Vendors need to expedite resources building automation, GenAI use cases, and AI leads by client account. This includes developing industry and business-specific LLMs, both IP and open source. They must also enable a real-time data insights-driven approach supported by site reliability engineers (SRE) approving machine recommendations.

Outlook

The most significant impact over the next 12-18 months will be AI, with multiple GenAI POCs running across Copilot for Microsoft 365, for example, to augment agent capability, improve KB articles and conversational AI in the field, and GitHub Copilot to improve developer experience and drive legacy modernization. Also, there will be greater leverage of hyperscaler AI capabilities across ServiceNow, Amazon Q, Google Gemini, and Open Source LLMs. However, OCM will play a key role in driving the adoption of these technologies, with greater use of AI in OCM to drive personalization.

Vendors must focus on an experience management office (XMO) approach to drive and measure total experience across client organizations. Digital re-skilling will continue focusing on AI specialists, platform SMEs, and business value specialists. This includes building SRE CoEs in support of delivery locations.

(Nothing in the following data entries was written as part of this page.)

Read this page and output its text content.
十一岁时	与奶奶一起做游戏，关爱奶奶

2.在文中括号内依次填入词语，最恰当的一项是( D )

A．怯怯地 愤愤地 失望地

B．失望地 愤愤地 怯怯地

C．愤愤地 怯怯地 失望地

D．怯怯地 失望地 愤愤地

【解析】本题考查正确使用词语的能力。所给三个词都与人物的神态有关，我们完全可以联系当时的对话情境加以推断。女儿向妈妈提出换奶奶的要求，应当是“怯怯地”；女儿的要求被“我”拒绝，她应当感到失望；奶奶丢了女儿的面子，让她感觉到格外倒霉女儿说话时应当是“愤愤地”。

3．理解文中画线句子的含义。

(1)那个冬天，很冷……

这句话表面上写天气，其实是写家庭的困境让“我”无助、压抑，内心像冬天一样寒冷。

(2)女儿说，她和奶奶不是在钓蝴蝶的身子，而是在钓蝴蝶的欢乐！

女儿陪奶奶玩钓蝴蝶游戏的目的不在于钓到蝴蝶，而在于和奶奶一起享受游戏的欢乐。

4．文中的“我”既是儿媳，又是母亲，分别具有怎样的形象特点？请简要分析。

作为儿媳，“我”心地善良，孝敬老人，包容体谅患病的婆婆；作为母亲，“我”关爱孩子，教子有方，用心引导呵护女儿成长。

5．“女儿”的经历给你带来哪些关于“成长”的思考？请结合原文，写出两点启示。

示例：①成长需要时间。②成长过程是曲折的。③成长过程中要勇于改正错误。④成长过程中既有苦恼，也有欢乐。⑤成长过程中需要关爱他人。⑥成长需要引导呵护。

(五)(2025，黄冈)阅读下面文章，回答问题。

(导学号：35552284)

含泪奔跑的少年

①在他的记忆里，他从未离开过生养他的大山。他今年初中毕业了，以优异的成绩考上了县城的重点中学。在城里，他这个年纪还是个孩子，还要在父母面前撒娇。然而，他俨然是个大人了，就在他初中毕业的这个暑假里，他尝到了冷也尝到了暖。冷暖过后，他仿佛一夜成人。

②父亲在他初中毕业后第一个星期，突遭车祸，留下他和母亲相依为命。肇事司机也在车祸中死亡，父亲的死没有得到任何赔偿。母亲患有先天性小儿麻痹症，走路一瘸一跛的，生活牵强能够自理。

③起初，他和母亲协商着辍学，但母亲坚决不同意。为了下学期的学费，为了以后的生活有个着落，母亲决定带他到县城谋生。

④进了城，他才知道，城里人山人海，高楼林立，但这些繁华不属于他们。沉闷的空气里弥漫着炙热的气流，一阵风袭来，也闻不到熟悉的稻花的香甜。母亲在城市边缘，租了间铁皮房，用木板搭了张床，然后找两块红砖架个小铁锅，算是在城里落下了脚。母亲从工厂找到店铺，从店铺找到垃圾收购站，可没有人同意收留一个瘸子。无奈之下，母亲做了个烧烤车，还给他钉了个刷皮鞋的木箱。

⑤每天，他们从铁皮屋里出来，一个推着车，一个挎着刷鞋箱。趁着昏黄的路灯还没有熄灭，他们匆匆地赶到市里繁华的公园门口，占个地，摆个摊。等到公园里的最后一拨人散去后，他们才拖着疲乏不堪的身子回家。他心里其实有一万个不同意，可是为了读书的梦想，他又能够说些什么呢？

Sustainability and ESG will be key drivers over the next few years, with clients utilizing Evergreen services, including DaaS, to manage device lifecycle, PCaaS, and circular computing. There will also be more focus on employee empowerment through gamification and green apps, and greater use of cloud to reduce carbon footprint and SMEs providing infrastructure in carbon-neutral regions. We expect vendors to increase their GTM and joint IP with hyperscalers and key ecosystem partners to support hybrid workplace transformation in the next 12-18 months.